Biography
Guillaume Caron-Maus is a visual artist, oil painter, draftsman, computer enthusiast, and technology lover born in Oise (60) in 1992. He currently lives and works in Val d'Oise (95). He spent a year studying Fine Arts in Beauvais before completing his university studies at the University of Paris VIII and earning his Master's degree in research, focused on line and color, in 2016.
He devotes himself to the pictorial study of color and realism.
Influences
Albrecht Durer, Paul Klee, Wassily Kandinsky, Keith Haring, Michel Giliberti, Olivier Ledroit... His studies have instilled in him a taste for knowledge and research; he enjoys drawing knowledge and techniques from wherever they are available and applying them in his work.
Guillaume reimagines the genre of portraiture through his relationships with contemporary digital tools; he aims to develop a new aspect of his practice. Indeed, there are plans to directly utilize digital tools through interdisciplinary projects starting in 2024. He generally aligns himself with a movement of contemporary realism.
Artistic Approach
Guillaume Caron-Maus questions the relationships individuals have with technology. The relationship with the world, the environment, and nature are at the center of his artistic approach. His pictorial language resorts, among other things, to the prism of Virtual Reality and the inevitable disconnection from reality, the biased vision of what surrounds the user, in order to deepen the subjects of his compositions.
His work highlights both the negative and positive aspects that result from the relationship between the human species and its environment. He naturally maintains a very strong connection with the animal and plant world; portraits of animals punctuate his journey. He enjoys representing and revealing the beauty of nature.
He also explores futuristic and science-fictional universes through his dystopias. His scenes where individuals wearing helmets move in an environment with mostly abstract colors respond to this dystopian orientation.

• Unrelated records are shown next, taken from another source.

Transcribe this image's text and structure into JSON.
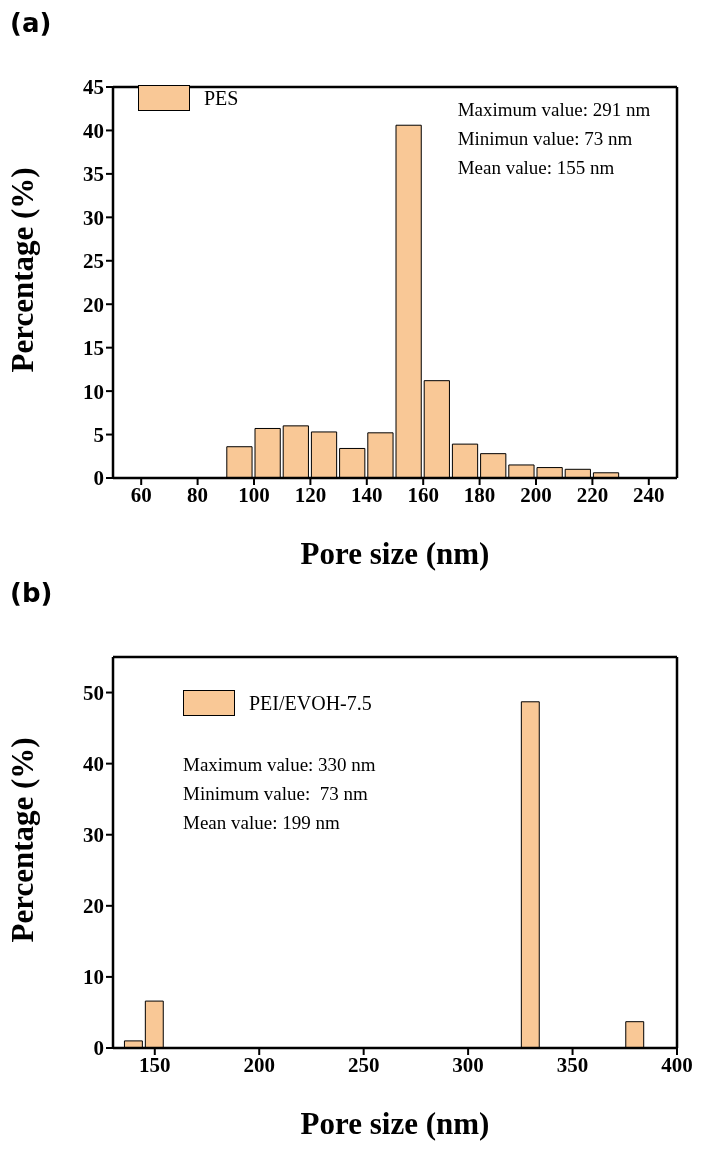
{
  "chart_data": [
    {
      "type": "histogram",
      "xlabel": "Pore size (nm)",
      "ylabel": "Percentage (%)",
      "annotations": [
        "(a)",
        "Maximum value: 291 nm",
        "Minimun value: 73 nm",
        "Mean value: 155 nm"
      ],
      "bins": [
        90,
        100,
        110,
        120,
        130,
        140,
        150,
        160,
        170,
        180,
        190,
        200,
        210,
        220,
        230
      ],
      "series": [
        {
          "name": "PES",
          "color": "#f9c896",
          "values": [
            3.6,
            5.7,
            6.0,
            5.3,
            3.4,
            5.2,
            40.6,
            11.2,
            3.9,
            2.8,
            1.5,
            1.2,
            1.0,
            0.6
          ]
        }
      ],
      "xlim": [
        50,
        250
      ],
      "xticks": [
        60,
        80,
        100,
        120,
        140,
        160,
        180,
        200,
        220,
        240
      ],
      "ylim": [
        0,
        45
      ],
      "yticks": [
        0,
        5,
        10,
        15,
        20,
        25,
        30,
        35,
        40,
        45
      ],
      "legend": "top left"
    },
    {
      "type": "histogram",
      "xlabel": "Pore size (nm)",
      "ylabel": "Percentage (%)",
      "annotations": [
        "(b)",
        "Maximum value: 330 nm",
        "Minimum value:  73 nm",
        "Mean value: 199 nm"
      ],
      "bins": [
        135,
        145,
        155,
        165,
        175,
        185,
        195,
        205,
        215,
        225,
        235,
        245,
        255,
        265,
        275,
        285,
        295,
        305,
        315,
        325,
        335,
        345,
        355,
        365,
        375,
        385
      ],
      "series": [
        {
          "name": "PEI/EVOH-7.5",
          "color": "#f9c896",
          "values": [
            1.0,
            6.6,
            0,
            0,
            0,
            0,
            0,
            0,
            0,
            0,
            0,
            0,
            0,
            0,
            0,
            0,
            0,
            0,
            0,
            48.7,
            0,
            0,
            0,
            0,
            3.7
          ]
        }
      ],
      "xlim": [
        130,
        400
      ],
      "xticks": [
        150,
        200,
        250,
        300,
        350,
        400
      ],
      "ylim": [
        0,
        55
      ],
      "yticks": [
        0,
        10,
        20,
        30,
        40,
        50
      ],
      "legend": "top left"
    }
  ]
}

There is a desire to show other universes, other worlds, other realities; color being the preferred vehicle of these "Others," within which wandering is the theme addressed. Wandering as a passive driver of chromatic exploration.
Pictorial Language
He resorts to portraiture to emphasize his discourse through the individuals represented: these are as many witnesses who find themselves spectators of a real or unreal environment. Are they avatars within virtual worlds? Are they individuals immersed in an alternative reality?
Furthermore, Guillaume is constantly searching to renew his pictorial language; thus, the aesthetics of his works can take on a polymorphic veil. This reflects the need to explore new angles and facets of reality through the use of color specific to each.
Figurative Work
He focuses on the study and work of local color within heterogeneous compositions and at several levels of interpretation: portraits of anonymous people wearing VR headsets, representations of a ravaged nature, the impact of pollution on animal and human life... These works lead us both to contemplation and reflection, to question our actions, our behaviors, our society.